В уже цитированном письме Мещерской Александр подчеркивал, что действенные способы борьбы с сатанинскими кознями находятся, «увы, свыше скудных человеческих сил». «Только Спаситель силою своего Божественного слова, – разъяснял император, – может дать нам необходимые средства» (Николай Михайлович I, 251). И если члену «общества светоносных», чтобы ощутить свое избрание и узнать своих собратьев, необходимы были мистическая интуиция и духовная поддержка, то для обнаружения врага и разоблачения его замыслов требовался отнюдь не меньший ресурс провиденциального вмешательства. Еще в 1818–1819 гг. император рассчитывал на то, что действенным средством борьбы с подрывными силами могут служить мистические объединения благочестивой направленности. В эти годы он оказывал явное покровительство «духовному союзу» Е. Ф. Татариновой, надеясь с его помощью, как он сам говорил, «истребить ереси – и скопцов, и масонов» (Толстой 1872, 224; ср.: Дубровин 1895/1896; Эткинд 1997) и победить «карбонариев», которые «ныне распространились на Западе» и «проникли уже» в его «державу» (Коссович 1872, 1233).

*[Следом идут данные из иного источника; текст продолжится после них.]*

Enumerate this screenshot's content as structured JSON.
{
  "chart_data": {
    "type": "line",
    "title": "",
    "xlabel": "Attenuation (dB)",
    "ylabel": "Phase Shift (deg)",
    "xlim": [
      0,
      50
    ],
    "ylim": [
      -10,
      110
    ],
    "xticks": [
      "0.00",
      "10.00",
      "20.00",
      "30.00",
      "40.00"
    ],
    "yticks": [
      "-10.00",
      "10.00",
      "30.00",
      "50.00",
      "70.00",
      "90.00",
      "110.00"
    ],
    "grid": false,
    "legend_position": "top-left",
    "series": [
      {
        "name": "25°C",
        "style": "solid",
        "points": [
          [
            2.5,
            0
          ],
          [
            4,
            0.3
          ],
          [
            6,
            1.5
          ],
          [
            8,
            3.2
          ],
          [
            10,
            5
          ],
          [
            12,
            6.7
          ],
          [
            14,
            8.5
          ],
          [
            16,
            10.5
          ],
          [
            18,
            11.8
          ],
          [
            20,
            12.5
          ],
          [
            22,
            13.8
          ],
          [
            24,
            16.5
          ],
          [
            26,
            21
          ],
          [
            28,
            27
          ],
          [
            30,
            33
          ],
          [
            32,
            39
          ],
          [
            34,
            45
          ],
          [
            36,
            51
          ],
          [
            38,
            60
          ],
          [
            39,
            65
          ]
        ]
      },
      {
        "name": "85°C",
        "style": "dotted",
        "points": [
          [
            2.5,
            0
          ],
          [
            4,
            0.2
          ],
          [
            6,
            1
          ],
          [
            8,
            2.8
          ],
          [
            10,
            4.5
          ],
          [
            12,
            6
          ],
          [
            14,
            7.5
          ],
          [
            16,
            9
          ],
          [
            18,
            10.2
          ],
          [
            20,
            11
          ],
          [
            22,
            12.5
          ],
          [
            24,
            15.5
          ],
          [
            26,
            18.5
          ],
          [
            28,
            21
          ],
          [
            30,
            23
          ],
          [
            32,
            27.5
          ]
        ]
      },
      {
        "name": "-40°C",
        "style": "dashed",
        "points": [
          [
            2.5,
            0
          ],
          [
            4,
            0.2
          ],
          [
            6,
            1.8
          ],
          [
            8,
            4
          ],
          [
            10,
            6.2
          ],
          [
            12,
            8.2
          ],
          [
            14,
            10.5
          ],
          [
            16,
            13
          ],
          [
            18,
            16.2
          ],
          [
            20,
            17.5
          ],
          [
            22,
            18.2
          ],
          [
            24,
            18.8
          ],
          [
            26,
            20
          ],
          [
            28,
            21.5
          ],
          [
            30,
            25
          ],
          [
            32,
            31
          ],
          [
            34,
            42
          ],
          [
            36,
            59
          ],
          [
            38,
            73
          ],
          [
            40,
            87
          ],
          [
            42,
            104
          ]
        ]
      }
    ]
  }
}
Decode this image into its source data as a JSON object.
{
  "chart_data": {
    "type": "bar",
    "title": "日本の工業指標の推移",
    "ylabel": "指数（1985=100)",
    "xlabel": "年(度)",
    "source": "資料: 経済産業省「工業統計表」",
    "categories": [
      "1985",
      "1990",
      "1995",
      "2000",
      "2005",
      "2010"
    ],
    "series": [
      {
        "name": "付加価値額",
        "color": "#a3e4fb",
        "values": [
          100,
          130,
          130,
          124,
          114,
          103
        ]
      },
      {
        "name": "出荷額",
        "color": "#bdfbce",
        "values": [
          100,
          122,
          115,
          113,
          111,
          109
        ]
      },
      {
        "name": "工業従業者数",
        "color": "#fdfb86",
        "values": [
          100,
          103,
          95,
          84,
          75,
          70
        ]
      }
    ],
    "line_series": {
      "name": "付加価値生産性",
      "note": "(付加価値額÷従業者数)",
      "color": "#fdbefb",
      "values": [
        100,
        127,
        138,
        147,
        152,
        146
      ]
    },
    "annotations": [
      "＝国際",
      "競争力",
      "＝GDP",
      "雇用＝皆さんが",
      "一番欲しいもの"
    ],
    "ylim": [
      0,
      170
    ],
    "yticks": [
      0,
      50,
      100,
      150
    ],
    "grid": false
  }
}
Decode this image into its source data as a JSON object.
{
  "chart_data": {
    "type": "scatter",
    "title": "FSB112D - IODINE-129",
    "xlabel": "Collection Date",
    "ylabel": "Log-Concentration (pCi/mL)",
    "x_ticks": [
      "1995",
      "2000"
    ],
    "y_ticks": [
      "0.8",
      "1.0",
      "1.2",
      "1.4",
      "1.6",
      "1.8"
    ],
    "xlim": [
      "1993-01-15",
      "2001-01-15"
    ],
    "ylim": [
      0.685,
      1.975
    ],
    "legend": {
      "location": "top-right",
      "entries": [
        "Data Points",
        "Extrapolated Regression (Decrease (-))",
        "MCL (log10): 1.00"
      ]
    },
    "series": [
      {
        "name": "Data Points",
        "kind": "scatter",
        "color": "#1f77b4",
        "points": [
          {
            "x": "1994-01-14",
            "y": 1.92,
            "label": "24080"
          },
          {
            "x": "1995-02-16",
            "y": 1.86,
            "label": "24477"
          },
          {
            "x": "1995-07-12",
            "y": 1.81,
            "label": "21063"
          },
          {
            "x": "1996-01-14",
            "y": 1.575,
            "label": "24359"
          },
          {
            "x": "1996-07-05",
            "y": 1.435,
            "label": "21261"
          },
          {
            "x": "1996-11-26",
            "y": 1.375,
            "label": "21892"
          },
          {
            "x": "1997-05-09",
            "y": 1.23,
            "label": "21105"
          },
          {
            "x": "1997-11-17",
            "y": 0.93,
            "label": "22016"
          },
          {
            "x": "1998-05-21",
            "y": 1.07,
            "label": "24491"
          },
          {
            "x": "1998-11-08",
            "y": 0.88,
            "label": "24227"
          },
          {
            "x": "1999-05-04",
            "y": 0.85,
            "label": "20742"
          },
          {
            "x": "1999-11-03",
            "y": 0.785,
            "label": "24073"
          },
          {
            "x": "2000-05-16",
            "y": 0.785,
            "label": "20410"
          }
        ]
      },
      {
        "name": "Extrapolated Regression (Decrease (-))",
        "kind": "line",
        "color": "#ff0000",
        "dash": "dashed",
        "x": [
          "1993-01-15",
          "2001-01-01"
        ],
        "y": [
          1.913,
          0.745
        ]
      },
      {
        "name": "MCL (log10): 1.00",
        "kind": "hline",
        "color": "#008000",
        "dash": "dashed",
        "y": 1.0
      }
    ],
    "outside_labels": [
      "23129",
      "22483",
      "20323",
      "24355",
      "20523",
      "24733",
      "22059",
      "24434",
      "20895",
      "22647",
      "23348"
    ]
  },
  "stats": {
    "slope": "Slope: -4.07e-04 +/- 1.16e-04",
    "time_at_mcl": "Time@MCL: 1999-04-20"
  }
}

Но уже к 1822 г. Александр пришел к мысли о необходимости безусловного запрещения каких бы то ни было тайных обществ, и прежде всего, разумеется, масонских лож (см.: Лебедев 1912; Серков 2000, 242–244). Тогда же с Татариновой взяли подписку о прекращении собраний, а в 1825 г., после фактического краха Библейского общества и отстранения А. Н. Голицына, она была, по существу, выслана из Петербурга. В последний год жизни Александр, по-видимому, начал разочаровываться и в идеях Священного союза. Свет «звезды Востока», посланный свыше, чтобы вести избранника по пути духовного откровения, оказался очередным «блудящим огнем».
Вера в существование всемирной конспирации, управляемой парижским секретным комитетом, была одной из крайне немногочисленных идеологем, которые объединяли приверженцев мистического универсализма, долгие годы окружавших Александра, с национал-изоляционистами шишковистской ориентации. «С обеих сторон аргументы и вся фразеология были совершенно одинаковы», – заметил еще А. Н. Пыпин по поводу обвинений в участии во франкмасонском заговоре и пособничестве Антихристу, которыми обменивались в 1824 г. лидер мистической секты донской есаул Котельников и его преследователи из числа консервативно настроенных православных иерархов и прежде всего архимандрит Фотий (Пыпин 2000, 448).
Такое сходство во многом способствовало тому, что к концу жизни Александр попал под духовное влияние Фотия (см.: Там же, 190–287; Чистович 1899; Кондаков 1998; Гордин 1999 и др.). Ощущая нарастающее недовольство и вновь разочаровавшись в прежних наставниках, император попытался второй раз войти в ту же воду и повторить ход, с таким успехом сделанный им в 1812 г. Вместо А. Н. Голицына министром народного просвещения был опять назначен А. С. Шишков. Однако на этот раз определять идеологический курс империи престарелому адмиралу не довелось. Новое царствование, начавшееся трагическими событиями 14 декабря 1825 г., востребовало иных людей и иные программы.